Fire-breathing dragons may only appear in fantasy stories, but real-life dragon reptiles are just as fascinating as their mythical counterparts. Female Komodo dragons, the largest lizards on Earth, are fiercely protective mothers. Draco lizards, known as “flying dragons,” use their wing-like rib cages to glide through the air, while Chinese water dragons are adept swimmers who can hold their breath underwater for up to 25 minutes. Bearded dragons, named for their beard-like spikes, puff out their “beards” to intimidate predators.
Some dragon reptiles inhabit the lush highland forests of Southeast Asia, where they can climb, forage, and swim, while others are native to the Australian deserts, where they may spend hours basking in the sun or burrowing underground to cool off. Some species live in groups, establishing social hierarchies, whereas others are more solitary.
Dragons Suffer in the Pet Trade
In the pet trade, which remains one of the greatest threats to many reptile species, humans take these sensitive animals from their homes or breed them in captivity. They’re then sold to pet stores and other seedy suppliers, which often cram them into bins, deprive them of water, deny them veterinary care, exploit them as breeding machines, and kill them when they can no longer reproduce.

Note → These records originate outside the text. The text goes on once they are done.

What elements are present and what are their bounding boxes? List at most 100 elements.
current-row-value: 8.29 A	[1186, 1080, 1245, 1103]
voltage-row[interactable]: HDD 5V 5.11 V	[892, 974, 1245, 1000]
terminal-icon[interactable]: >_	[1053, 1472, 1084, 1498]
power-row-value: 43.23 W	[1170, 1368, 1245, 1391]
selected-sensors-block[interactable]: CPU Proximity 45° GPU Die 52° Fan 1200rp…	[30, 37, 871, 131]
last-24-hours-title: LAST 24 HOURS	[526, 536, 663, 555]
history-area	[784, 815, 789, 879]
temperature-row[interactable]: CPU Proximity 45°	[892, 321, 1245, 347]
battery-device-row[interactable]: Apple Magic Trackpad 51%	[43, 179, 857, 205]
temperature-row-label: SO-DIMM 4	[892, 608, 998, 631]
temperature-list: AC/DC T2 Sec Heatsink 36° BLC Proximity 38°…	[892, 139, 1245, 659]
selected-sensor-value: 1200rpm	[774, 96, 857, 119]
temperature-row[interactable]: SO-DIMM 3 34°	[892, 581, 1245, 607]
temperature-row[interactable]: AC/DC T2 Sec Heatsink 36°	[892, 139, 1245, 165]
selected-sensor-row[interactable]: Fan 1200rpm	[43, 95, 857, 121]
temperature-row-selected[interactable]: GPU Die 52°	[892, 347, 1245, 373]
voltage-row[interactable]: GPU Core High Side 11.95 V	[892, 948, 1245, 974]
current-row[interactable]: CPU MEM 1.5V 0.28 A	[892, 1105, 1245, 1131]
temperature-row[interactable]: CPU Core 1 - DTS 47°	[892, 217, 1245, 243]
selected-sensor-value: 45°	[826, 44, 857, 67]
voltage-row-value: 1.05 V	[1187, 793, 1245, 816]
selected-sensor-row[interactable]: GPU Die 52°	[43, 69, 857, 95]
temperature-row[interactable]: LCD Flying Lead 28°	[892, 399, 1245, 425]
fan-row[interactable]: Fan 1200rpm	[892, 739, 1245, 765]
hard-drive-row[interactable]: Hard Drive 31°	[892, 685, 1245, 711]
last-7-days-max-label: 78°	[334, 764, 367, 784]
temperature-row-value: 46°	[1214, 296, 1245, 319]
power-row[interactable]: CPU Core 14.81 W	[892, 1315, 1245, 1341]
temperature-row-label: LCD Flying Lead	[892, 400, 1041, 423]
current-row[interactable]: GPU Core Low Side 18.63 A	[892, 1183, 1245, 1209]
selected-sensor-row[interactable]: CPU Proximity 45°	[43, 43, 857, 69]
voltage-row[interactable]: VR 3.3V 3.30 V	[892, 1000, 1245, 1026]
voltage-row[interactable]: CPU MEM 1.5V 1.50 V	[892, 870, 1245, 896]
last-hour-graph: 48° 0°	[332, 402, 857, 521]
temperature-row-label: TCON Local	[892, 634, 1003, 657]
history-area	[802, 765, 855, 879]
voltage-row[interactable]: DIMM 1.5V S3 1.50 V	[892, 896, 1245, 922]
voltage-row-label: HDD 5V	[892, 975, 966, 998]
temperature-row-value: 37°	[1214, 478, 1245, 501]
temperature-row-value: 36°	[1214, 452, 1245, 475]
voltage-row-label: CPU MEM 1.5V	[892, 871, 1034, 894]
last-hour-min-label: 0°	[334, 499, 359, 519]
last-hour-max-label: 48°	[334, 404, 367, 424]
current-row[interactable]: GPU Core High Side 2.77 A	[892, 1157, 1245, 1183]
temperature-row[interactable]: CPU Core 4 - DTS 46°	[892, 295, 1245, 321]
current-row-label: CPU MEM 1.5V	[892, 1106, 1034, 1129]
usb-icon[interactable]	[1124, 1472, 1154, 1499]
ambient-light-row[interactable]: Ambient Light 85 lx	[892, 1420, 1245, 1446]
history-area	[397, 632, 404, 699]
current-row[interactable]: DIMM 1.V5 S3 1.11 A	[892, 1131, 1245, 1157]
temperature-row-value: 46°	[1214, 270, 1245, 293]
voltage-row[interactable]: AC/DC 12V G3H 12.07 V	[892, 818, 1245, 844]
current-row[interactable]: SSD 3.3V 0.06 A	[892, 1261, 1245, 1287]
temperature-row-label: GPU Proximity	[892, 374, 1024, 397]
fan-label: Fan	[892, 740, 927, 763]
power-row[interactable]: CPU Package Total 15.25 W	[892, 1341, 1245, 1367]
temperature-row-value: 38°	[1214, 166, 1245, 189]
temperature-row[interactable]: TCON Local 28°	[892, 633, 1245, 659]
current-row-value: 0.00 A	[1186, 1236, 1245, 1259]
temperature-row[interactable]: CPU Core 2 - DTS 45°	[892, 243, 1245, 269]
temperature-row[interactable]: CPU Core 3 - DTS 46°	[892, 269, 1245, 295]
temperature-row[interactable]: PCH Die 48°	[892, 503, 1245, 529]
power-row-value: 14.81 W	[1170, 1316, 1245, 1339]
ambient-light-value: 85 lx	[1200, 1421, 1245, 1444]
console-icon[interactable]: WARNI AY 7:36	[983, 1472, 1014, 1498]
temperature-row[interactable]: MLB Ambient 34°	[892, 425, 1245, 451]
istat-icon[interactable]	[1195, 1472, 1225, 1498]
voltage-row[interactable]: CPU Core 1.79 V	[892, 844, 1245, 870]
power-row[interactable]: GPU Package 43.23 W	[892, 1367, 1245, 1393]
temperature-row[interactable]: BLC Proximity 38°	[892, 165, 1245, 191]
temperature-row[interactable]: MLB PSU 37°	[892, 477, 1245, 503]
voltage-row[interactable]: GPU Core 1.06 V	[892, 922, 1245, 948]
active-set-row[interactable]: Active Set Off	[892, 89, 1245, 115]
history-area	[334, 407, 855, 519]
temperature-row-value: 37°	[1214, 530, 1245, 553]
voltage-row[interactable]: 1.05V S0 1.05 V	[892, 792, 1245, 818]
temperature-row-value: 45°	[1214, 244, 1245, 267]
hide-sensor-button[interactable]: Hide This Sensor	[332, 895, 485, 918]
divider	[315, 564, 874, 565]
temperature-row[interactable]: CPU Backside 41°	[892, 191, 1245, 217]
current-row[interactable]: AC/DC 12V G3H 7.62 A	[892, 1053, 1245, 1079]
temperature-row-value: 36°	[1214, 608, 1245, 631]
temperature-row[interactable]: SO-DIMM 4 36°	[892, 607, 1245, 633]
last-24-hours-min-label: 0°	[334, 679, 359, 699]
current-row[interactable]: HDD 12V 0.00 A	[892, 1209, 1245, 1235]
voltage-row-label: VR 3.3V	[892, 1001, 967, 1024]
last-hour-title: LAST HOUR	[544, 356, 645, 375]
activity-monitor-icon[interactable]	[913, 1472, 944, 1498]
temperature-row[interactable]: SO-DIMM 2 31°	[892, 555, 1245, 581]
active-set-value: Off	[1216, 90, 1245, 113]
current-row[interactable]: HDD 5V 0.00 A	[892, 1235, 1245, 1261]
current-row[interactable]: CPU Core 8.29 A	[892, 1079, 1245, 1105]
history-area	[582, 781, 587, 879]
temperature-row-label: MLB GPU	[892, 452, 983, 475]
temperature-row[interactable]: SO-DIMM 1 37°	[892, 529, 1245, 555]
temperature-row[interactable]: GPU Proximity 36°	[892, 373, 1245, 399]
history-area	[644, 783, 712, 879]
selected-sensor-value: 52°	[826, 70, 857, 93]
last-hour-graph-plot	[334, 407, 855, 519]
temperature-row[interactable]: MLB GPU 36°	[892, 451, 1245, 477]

PETA’s undercover investigations have exposed systemic abuse and neglect in the reptile trade. While investigating Reptiles by Mack—a breeding operation that sold bearded dragons and other animals to pet stores across the country, including PetSmart—PETA’s eyewitness saw bearded dragons languishing in feces-filled tubs and severely dehydrated ones clamoring for water.
One PETA undercover investigation revealed that reptiles—like this bearded dragon—at a breeding facility that supplies pet stores, including PetSmart, were deprived of even their most basic needs, including heat and UV lamps.
Humans often purchase reptiles with little to no knowledge of their proper care and special needs for space, heat, humidity, lighting, and so on, causing them to suffer even more. For example, bearded dragons—the most common reptiles purchased as “pets”—are cold-blooded animals who rely on external heat sources to raise their body temperature. In captivity, UV lamps or other artificial forms of heat, which can be difficult to regulate, must be used.
Most reptiles purchased as “pets” suffer and die from inadequate care. An estimated 75% of them don’t even survive a year.
Usher in the Year of the Dragon by Helping Reptiles
Reptiles aren’t objects to buy and sell—they’re living, feeling beings who don’t want to be exploited. You can speak up for bearded dragons and other animals who are suffering and dying in the pet trade—tell PetSmart and Petco that you plan to buy supplies only from businesses that don’t sell animals, such as Target, Walgreens, or online retailers. You can also help reptiles by speaking out against the exotic-skins industry, which cruelly slaughters snakes, lizards, and alligators to make bags and belts.